Sowohl Feinstaub als auch Ozon sind Reizstoffe für den Körper und machen sich vor allem dort bemerkbar, wo sie als erstes ankommen, auf der Haut. Besonders betroffen sind natürlich die Hautparttien, die üblicherweise der Luft unmittelbar ausgesetzt sind – Gesicht und Hände. Wir haben daher einmal Hautpflege-Experten befragt, wie sich die Belastung auswirkt und was man tun kann, um sich dagegen zu schützen.

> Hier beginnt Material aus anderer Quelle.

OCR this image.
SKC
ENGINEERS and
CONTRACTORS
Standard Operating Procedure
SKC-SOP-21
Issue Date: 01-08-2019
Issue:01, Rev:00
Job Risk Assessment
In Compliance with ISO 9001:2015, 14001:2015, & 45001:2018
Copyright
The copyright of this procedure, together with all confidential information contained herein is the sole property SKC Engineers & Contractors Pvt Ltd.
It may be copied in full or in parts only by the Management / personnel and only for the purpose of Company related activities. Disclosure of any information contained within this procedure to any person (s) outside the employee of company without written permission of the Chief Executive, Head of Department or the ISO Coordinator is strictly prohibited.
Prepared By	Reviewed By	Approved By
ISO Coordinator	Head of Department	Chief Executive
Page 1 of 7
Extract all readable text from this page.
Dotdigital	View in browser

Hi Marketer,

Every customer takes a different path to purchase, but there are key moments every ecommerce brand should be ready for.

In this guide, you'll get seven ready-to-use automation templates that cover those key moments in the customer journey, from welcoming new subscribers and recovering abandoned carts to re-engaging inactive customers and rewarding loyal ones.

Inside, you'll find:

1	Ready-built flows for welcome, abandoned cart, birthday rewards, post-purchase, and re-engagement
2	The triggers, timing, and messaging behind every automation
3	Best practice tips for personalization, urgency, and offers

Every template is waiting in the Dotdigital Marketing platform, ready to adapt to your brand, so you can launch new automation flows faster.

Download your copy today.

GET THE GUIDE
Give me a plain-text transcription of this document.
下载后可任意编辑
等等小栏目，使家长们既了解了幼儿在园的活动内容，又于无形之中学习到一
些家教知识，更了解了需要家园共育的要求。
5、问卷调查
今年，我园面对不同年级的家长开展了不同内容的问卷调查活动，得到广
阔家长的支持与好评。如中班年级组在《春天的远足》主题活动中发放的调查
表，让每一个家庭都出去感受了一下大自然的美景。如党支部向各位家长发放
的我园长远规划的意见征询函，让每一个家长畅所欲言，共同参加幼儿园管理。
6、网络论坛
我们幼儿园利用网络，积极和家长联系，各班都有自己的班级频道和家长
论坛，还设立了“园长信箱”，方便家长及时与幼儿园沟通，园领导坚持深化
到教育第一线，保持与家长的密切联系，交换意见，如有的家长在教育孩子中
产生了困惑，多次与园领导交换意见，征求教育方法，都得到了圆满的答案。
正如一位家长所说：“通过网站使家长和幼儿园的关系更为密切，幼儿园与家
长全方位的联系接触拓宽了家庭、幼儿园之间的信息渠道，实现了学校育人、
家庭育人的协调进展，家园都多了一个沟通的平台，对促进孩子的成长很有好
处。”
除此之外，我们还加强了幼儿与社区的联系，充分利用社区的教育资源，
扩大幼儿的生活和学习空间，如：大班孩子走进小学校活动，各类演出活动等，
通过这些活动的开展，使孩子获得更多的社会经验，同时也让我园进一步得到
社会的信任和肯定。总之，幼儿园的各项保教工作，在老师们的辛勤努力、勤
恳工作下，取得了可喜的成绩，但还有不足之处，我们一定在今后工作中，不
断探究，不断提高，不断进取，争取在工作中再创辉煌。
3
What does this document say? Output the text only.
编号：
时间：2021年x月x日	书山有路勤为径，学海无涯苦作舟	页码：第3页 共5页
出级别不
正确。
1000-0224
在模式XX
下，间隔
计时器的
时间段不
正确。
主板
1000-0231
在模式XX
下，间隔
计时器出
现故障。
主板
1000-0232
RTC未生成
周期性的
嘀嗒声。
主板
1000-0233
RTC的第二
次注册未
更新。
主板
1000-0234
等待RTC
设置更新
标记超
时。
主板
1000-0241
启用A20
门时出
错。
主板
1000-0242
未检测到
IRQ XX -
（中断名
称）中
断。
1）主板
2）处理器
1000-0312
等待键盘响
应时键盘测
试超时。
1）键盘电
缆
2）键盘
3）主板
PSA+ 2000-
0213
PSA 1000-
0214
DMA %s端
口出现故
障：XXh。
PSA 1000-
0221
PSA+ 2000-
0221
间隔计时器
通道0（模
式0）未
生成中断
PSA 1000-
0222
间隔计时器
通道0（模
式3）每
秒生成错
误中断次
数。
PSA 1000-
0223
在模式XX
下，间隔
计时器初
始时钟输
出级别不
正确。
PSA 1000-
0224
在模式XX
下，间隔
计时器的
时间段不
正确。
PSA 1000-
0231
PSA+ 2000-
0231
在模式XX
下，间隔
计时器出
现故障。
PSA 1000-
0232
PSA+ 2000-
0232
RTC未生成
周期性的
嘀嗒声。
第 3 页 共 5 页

1. Guylaine Le Loarer, Leiterin Forschung und Entwicklung, Börlind

„Die äusseren Faktoren wie Feinstaub, Rauch, Partikel aus dem Strassenverkehr und UV-Strahlen können die Hautalterung beschleunigen. Die Folgen davon sind tiefe Falten, Abnahme der Spannkraft und Elastizität der Haut und Pigmentflecken.“

2. Gabriela Eltester, Chefkosmetikerin und Seminarleiterin, DERMASENCE, P&M Cosmetics

„Durch das Einatmen von Feinstaub und Ozon bilden sich sogenannte freie Radikale im Körper. Dies sind aggressive Sauerstoffverbindungen, die bei einer vermehrten Bildung sogenannten oxidativen Stress verursachen, was zu einer nachhaltigen Hautschädigung führen kann und die Haut schneller altern lässt.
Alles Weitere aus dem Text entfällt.